We've also had problems in the past with racers not getting their engines full of water. About everything that races on Saturday night these days is designed like a Chevrolet Monte Carlo that's low-slung in the front. As the radiator has been lowered over the years, it has become common for the highest point in the cooling system to be somewhere in the engine and not the radiator fill cap. If you simply fill the radiator with water, and if the top of the engine is higher than the fill point, you will trap air pockets in the engine and have serious cooling problems.
You can fix that by mounting what we call a surge system-basically an overflow tank-on the firewall a little higher than the engine. When you fill the coolant, fill from the surge tank. That will flow from the tank, to the radiator, and onto the engine. As long as the top of the tank is the highest point in the system, you shouldn't have a problem.
Cox Race Engines
Contrary to popular opinion, I believe that adjusting the valves should be done with the engine at room temperature whenever possible. We have run several tests, both in the shop and on the dyno, and we have found that adjusting valves on a "hot" engine isn't always ideal. During the time it takes to adjust the valve lash, or just check them, the engine cools off significantly. This change in temperature leads to a variation in component expansion and clearances. Allowing an engine to cool down for the few minutes it takes to check 16 valves can change valve lash significantly from cylinder to cylinder.

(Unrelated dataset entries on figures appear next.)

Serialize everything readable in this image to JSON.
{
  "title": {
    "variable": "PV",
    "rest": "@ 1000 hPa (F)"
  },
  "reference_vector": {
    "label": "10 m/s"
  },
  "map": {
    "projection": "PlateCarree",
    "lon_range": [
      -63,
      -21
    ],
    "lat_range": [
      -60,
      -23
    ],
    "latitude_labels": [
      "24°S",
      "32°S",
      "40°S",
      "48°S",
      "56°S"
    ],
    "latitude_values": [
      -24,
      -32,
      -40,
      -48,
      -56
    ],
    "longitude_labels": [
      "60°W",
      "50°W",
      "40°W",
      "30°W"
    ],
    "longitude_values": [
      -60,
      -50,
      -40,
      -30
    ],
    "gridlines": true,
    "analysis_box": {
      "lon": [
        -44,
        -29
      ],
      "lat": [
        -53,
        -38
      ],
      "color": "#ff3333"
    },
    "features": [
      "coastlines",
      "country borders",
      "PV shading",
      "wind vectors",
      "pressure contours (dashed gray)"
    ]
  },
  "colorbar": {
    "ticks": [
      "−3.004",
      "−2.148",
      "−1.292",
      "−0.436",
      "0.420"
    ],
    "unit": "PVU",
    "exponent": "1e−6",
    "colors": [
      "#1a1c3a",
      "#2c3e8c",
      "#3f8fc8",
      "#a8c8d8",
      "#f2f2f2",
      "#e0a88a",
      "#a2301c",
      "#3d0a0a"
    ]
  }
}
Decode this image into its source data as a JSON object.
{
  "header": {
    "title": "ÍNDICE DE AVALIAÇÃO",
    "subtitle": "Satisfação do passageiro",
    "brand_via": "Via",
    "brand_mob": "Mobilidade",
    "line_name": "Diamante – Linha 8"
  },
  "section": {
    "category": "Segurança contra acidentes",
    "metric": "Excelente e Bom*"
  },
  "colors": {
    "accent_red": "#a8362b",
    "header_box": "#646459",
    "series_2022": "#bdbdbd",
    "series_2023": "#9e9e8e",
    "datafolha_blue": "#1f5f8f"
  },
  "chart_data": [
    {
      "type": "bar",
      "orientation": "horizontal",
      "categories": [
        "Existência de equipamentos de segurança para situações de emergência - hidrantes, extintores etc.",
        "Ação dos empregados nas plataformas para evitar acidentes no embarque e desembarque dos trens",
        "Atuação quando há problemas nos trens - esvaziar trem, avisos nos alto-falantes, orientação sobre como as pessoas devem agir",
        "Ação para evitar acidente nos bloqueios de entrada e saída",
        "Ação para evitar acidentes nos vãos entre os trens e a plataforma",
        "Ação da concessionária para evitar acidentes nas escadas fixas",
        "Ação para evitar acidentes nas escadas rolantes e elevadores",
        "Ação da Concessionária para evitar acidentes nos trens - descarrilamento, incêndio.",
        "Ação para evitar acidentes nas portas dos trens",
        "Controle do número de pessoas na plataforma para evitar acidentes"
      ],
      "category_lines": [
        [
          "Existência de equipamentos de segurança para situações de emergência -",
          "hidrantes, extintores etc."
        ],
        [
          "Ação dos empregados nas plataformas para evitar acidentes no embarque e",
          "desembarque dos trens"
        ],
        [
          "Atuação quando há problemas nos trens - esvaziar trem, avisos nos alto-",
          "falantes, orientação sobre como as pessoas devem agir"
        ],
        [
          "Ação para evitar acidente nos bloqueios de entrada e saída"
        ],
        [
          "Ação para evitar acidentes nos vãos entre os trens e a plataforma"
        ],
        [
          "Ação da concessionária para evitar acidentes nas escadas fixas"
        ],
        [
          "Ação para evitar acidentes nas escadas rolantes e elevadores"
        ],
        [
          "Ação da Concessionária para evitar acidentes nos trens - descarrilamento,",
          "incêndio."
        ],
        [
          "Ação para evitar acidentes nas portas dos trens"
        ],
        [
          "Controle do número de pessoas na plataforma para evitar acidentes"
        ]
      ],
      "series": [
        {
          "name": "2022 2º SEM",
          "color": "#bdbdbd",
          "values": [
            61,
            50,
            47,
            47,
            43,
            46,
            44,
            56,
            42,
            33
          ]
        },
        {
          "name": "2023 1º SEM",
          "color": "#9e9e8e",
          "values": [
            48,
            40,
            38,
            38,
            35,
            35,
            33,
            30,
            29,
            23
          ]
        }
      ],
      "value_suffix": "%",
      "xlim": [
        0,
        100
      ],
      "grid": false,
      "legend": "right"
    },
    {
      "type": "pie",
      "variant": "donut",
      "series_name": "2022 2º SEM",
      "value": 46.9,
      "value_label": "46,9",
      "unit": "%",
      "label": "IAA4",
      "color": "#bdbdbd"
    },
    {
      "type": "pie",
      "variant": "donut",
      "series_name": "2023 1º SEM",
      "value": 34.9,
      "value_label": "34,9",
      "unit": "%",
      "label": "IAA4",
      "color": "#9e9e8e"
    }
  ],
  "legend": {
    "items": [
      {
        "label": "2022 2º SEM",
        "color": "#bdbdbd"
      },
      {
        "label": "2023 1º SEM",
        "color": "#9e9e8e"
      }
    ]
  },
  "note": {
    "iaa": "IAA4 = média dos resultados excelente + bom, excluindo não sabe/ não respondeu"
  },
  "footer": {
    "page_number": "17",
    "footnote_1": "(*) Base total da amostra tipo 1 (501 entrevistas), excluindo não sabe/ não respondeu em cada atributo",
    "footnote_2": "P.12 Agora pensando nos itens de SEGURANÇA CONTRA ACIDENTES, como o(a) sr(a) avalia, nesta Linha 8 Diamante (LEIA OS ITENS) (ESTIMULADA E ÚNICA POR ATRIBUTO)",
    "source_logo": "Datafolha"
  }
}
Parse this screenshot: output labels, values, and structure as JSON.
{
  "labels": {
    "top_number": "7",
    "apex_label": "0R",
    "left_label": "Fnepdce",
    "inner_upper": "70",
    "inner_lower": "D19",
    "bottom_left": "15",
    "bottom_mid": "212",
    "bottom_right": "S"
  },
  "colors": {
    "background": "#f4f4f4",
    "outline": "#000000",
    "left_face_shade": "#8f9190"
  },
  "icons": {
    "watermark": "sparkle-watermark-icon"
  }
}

Because of this unpredictability in temperature and component expansion, I believe the best way to check and set the valve lash is with the engine at a constant temperature-and the best way to do this is with the engine at room temperature. The general rules of thumb for adjusting at room temperature are as follows:
Cast-iron block with cast-iron heads: Adjust 0.002 looser than specs
Cast-iron block with aluminum heads: Adjust 0.004 tighter than specs
Aluminum block with aluminum heads: Adjust 0.010 tighter than specs
This is just a baseline. With a new engine, I usually check the valves at room temperature, then bring the engine up to operating temperature and check them again to verify the difference between the hot and cold lash. Now I know the difference and can make my adjustments on a "cold" engine accordingly.
Also, on roller rockers, do not run the feeler gauge in and out in line with the roller. The roller will give you a false feeling of lash. Always run the gauge sideways when checking lash. And it's always a good idea to keep records of what valve, or valves, required adjustment during each check. This could be a telltale sign that something is about to fail.
If the valve lash is too great, a cam lobe may be failing or a roller lifter axle bearing may be worn. If the lash is too tight, it may be a sign that the seat is getting beat up or the valves are sinking in the head. All in all, it's a good way to catch a problem before it gets ugly.